Leur violence était également dirigée contre des groupes chiites en Asie du Sud-Est et dans le monde arabe. Nombre de ces groupes sont directement liés à l’Iran.
Contrairement à la propagande occidentale, le soutien iranien aux groupes de résistance principalement chiites fait partie de sa perception de l’autodéfense et ne découle pas d’une volonté d’imposer une sorte de régime djihadiste dans le monde entier.
La Palestine dé-sionisée
Depuis la chute de l’Union soviétique, il y a plus de 30 ans, Israël est le seul État de la région à bénéficier du soutien inconditionnel d’une superpuissance extérieure et de ses alliés.
Et il est important, même au risque de paraître banal, de mentionner une fois de plus à quoi sert ce soutien inconditionnel.
En vertu de cette immunité internationale défendue par les États-Unis, Israël s’est étendu sur l’ensemble de la Palestine historique, a procédé à un nettoyage ethnique de plus de la moitié de sa population au fil des ans et a soumis l’autre moitié à un régime d’apartheid, de colonisation et d’oppression.

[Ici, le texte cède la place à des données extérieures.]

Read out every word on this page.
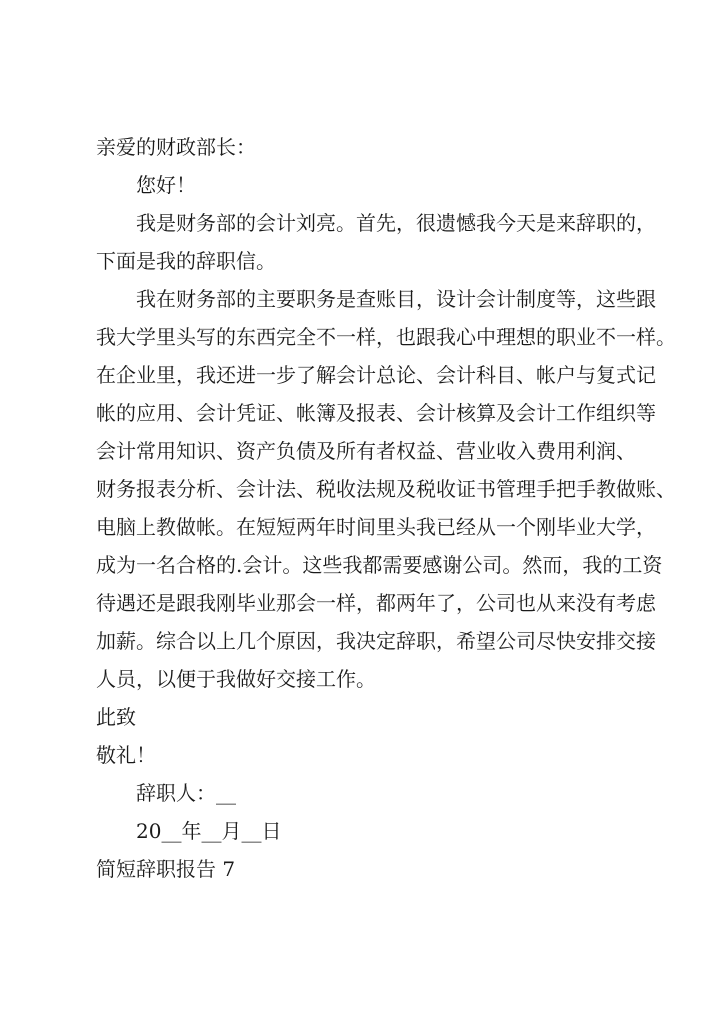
亲爱的财政部长：
您好！
我是财务部的会计刘亮。首先，很遗憾我今天是来辞职的，
下面是我的辞职信。
我在财务部的主要职务是查账目，设计会计制度等，这些跟
我大学里头写的东西完全不一样，也跟我心中理想的职业不一样。
在企业里，我还进一步了解会计总论、会计科目、帐户与复式记
帐的应用、会计凭证、帐簿及报表、会计核算及会计工作组织等
会计常用知识、资产负债及所有者权益、营业收入费用利润、
财务报表分析、会计法、税收法规及税收证书管理手把手教做账、
电脑上教做帐。在短短两年时间里头我已经从一个刚毕业大学，
成为一名合格的.会计。这些我都需要感谢公司。然而，我的工资
待遇还是跟我刚毕业那会一样，都两年了，公司也从来没有考虑
加薪。综合以上几个原因，我决定辞职，希望公司尽快安排交接
人员，以便于我做好交接工作。
此致
敬礼！
辞职人：__
20__年__月__日
简短辞职报告 7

Ainsi, le soutien direct à la cause palestinienne de la part d’une puissance régionale importante telle que l’Iran vise à contrecarrer le danger existentiel auquel le peuple palestinien a été confronté au cours des 75 dernières années.
L’Iran est un allié compliqué. Il a encore du chemin à faire en ce qui concerne son propre bilan en matière de droits de l’homme.
Le vocabulaire et les clichés utilisés par les dirigeants iraniens et, parfois, par les médias ne rendent pas service à la véritable solidarité iranienne.
Des slogans tels que « Petit Satan » ou « Mort à Israël », ainsi que des promesses de destruction totale, sont autant de slogans inutiles pour galvaniser une nation qui l’est déjà. En effet, sous la dictature du Shah, le peuple iranien soutenait la Palestine et reprochait à son régime ses liens étroits avec Israël.
Au-delà de la rhétorique, la politique elle-même est très utile pour rétablir le déséquilibre des pouvoirs entre l’Israël de l’apartheid et les Palestiniens occupés, qui, une fois de plus, sont confrontés à une menace existentielle.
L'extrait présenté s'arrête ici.